I am estimating an SEM model that has observed variables. I want to use SEM to handle missing data using FIML. My model has an interaction term to test for moderation (continuous predictor by 3-category moderator variable). I want all lines of the interaction to appear in the same plot, so I assume I need to keep the 3-category moderator as a single variable rather than dummy code it. I get the following error when trying to estimate the model:
Error in data[[NAMES[1L]]] * data[[NAMES[2L]]] : non-numeric argument to binary operator
Here is a toy example that illustrates the issue.
library(lavaan)
library(car)
library(dplyr)
library(emmeans)
library(semTools)
data(starwars)
sw2 <- starwars %>% mutate(
male = Recode(sex, "'male' = 1; NA=NA; else = 0"),
sex2 = Recode(sex, "c('hermaphroditic','none') = 'other'"),
human = Recode(species, "'Human' = 1; NA=NA; else = 0")
)
mod <- 'mass ~ height + human + sex2 + birth_year + sex2:birth_year'
## This is where the error occurs
fit <- sem(mod, data = sw2, missing = "fiml.x")
## calculate expected marginal means for multiple
## levels of birth_year
BYrange <- range(sw2$birth_year, na.rm = TRUE)
## This is from previous code where 'male' was binary.
## How would I modify the 'range' code here to allow for 3 categories
## in the 'sex2' variable?
malerange <- range(sw2$male, na.rm = TRUE)
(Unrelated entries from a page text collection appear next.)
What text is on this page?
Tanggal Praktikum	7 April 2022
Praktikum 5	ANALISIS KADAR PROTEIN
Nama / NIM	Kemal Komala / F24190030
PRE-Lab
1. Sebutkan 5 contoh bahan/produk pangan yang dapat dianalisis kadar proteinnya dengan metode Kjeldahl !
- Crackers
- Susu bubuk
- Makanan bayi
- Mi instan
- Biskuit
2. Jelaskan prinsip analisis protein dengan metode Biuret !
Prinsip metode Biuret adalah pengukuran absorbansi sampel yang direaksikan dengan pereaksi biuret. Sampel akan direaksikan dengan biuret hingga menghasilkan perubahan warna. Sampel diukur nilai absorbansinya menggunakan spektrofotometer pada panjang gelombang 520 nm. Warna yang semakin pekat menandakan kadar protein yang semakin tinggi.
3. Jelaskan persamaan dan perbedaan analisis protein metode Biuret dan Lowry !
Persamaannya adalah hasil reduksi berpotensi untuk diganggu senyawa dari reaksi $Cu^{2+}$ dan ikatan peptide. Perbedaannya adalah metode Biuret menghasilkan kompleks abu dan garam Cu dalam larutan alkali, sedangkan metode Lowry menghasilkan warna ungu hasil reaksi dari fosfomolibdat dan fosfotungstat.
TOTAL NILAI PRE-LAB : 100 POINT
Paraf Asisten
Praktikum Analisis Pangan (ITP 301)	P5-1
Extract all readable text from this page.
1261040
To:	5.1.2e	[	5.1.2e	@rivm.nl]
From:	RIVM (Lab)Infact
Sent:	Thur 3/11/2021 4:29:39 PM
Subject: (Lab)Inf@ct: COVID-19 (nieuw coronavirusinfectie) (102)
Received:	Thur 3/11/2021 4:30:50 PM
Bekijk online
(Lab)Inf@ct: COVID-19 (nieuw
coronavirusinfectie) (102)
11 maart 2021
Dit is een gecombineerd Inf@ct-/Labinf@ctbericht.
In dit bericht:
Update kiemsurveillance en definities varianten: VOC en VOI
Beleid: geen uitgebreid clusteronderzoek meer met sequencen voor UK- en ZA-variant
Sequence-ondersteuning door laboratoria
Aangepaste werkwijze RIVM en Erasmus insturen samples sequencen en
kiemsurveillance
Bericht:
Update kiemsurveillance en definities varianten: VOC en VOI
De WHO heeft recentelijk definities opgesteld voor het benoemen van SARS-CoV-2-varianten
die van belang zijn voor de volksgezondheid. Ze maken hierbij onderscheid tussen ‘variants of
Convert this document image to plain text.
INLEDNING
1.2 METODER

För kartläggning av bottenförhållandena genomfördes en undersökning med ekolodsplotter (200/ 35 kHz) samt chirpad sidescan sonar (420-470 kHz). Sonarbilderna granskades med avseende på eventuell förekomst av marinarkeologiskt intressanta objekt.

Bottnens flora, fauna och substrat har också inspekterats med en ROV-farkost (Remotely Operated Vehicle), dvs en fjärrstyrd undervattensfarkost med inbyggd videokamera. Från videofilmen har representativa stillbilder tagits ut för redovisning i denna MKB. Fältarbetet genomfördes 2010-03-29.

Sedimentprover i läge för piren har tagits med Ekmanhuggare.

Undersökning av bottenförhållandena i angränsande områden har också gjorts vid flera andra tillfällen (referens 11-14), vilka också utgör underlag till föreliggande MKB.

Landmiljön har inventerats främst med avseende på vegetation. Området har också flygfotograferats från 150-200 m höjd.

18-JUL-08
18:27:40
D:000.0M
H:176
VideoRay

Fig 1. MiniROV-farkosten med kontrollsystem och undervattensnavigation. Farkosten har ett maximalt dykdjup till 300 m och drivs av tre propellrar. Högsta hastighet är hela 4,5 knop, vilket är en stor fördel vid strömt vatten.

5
em.mass <- emmeans(fit, specs = ~ birth_year | male,
at = list(male = 1:0, birth_year = BYrange),
# because SEMs can have multiple DVs:
lavaan.DV = "mass")
em.mass
## probe effect of birth_year across sex2
rbind(pairs(em.mass))
## plot effect of birth_year across sex2 in the same plot
emmip(em.mass, sex2 ~ birth_year)
Multicategory grouping variables need to be represented using multiple numeric codes that you choose yourself. This makes it impossible for emmeans
to know when a set of (e.g.) dummy codes are actually from a single categorical variable. The ?lavaan2emmeans
help page has an example showing the use of contrasts designed to test specific hypotheses.
But an easier route might be to specify a multigroup model. The limitation of this approach is that any cases with a missing value on the grouping variable will be deleted.
## remove rows with missing sex2 to prevent
## error in emmeans() caused by lavPredict()
sw3 <- sw2[!is.na(sw2$sex2), ]
## fit model without "human" because it
## has no variance in the "other" group
mod <- 'mass ~ height + birth_year'
fit3g <- sem(mod, data = sw3, missing = "fiml.x", group = "sex2",
# optional: set group order to be alphabetical
group.label = c("female","male","other"))
em3g <- emmeans(fit3g, specs = ~ birth_year | sex2,
at = list(birth_year = 10:9),
lavaan.DV = "mass", nesting = NULL)
rbind(pairs(em3g))
Like in my reply to your previous question, the slope of continuous predictor birth_year
can be returned by choosing any at=
values 1 unit apart. Above, I used: at = list(birth_year = 10:9)
, with a higher number first so that the "comparison" returns the correct sign of the slopes:
coef(fit3g)[paste0("mass~birth_year", c("",".g2",".g3"))]